Zuckerberg basically denied that characterization. “What Sheryl was saying was that in order not to run ads at all we would need some other business model,” Zuckerberg said, explaining that she was talking about a theoretical ads-free Facebook, not a Facebook experience where users paid to be exempt from data-driven targeting.
Senators wrestled with how much regulation, if any, is needed to govern the tech industry, and whether new laws are in order. “Every lobbyist in town is involved in this hearing one way or another,” said Sen. Dan Sullivan of Alaska.
Sen. Edward Markey of Massachusetts brought up a bill he introduced with Sen. Richard Blumenthal (D-Conn.) to protect the personal information of American consumers. Called the Customer Online Notification for Stopping Edge-provider Network Transgressions (CONSENT) Act, the legislation would require the Federal Trade Commission (FTC) to establish privacy protections for customers of providers like Facebook and Google. It would follow Europe’s General Data Protection Regulation (GDPR), which takes effect in May.

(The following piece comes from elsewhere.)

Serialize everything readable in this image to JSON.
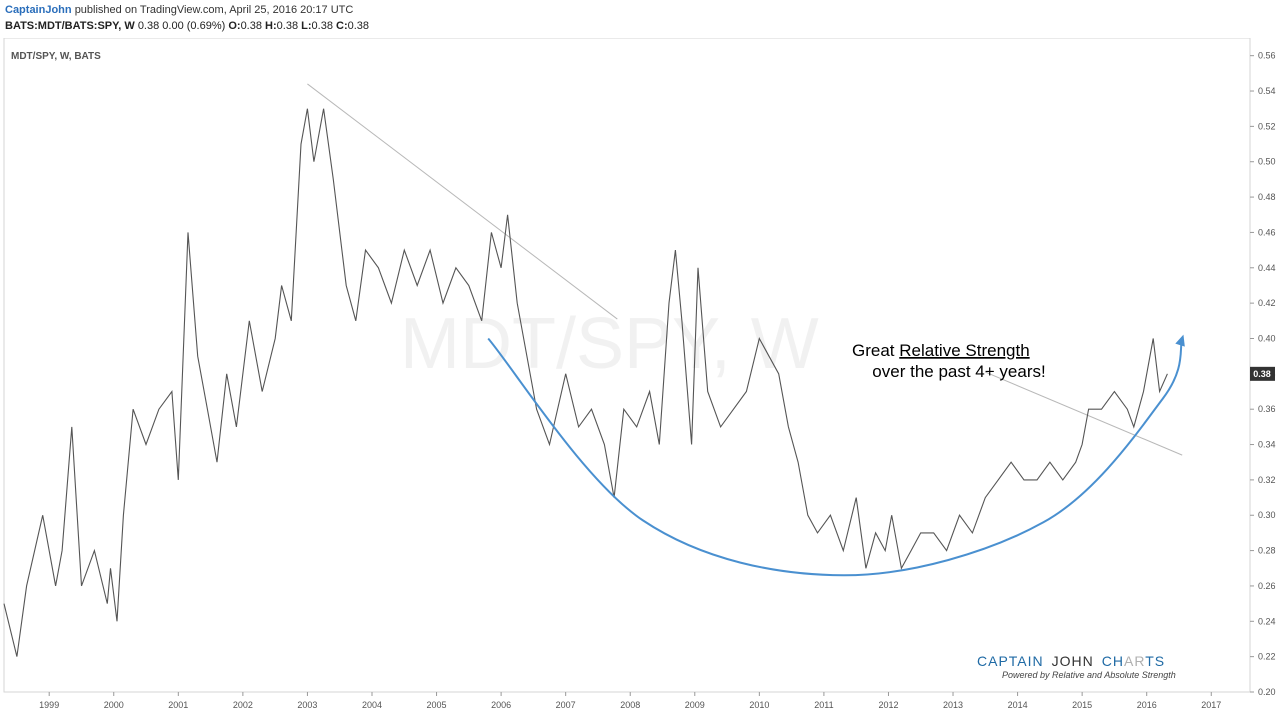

Zuckerberg has said that Facebook would offer the same protections to US users voluntarily, but has stopped short of supporting the same laws in the US
Facebook is already operating under a regulatory agreement put in place by the FTC in 2011. Blumenthal said he thought the company was in breach of that deal.
“My understanding is not that this was a violation of the consent decree,” Zuckerberg said.
Investigators are looking into whether Cambridge Analytica’s ill-gotten Facebook data was used by Russians to more effectively target people with Facebook posts. “We’re investigating that now,” Zuckerberg told senators. “We believe that it is entirely possible that there will be a connection there.”
“Yes or no, does Facebook use audio obtained from mobile devices?” asked Sen. Gary Peters of Michigan. It’s the ultimate Facebook rumor, and it keeps spreading online – that Facebook is listening to what you say and delivering ads based on those conversations.
Zuckerberg called it a “conspiracy theory,” and simply said, “No”.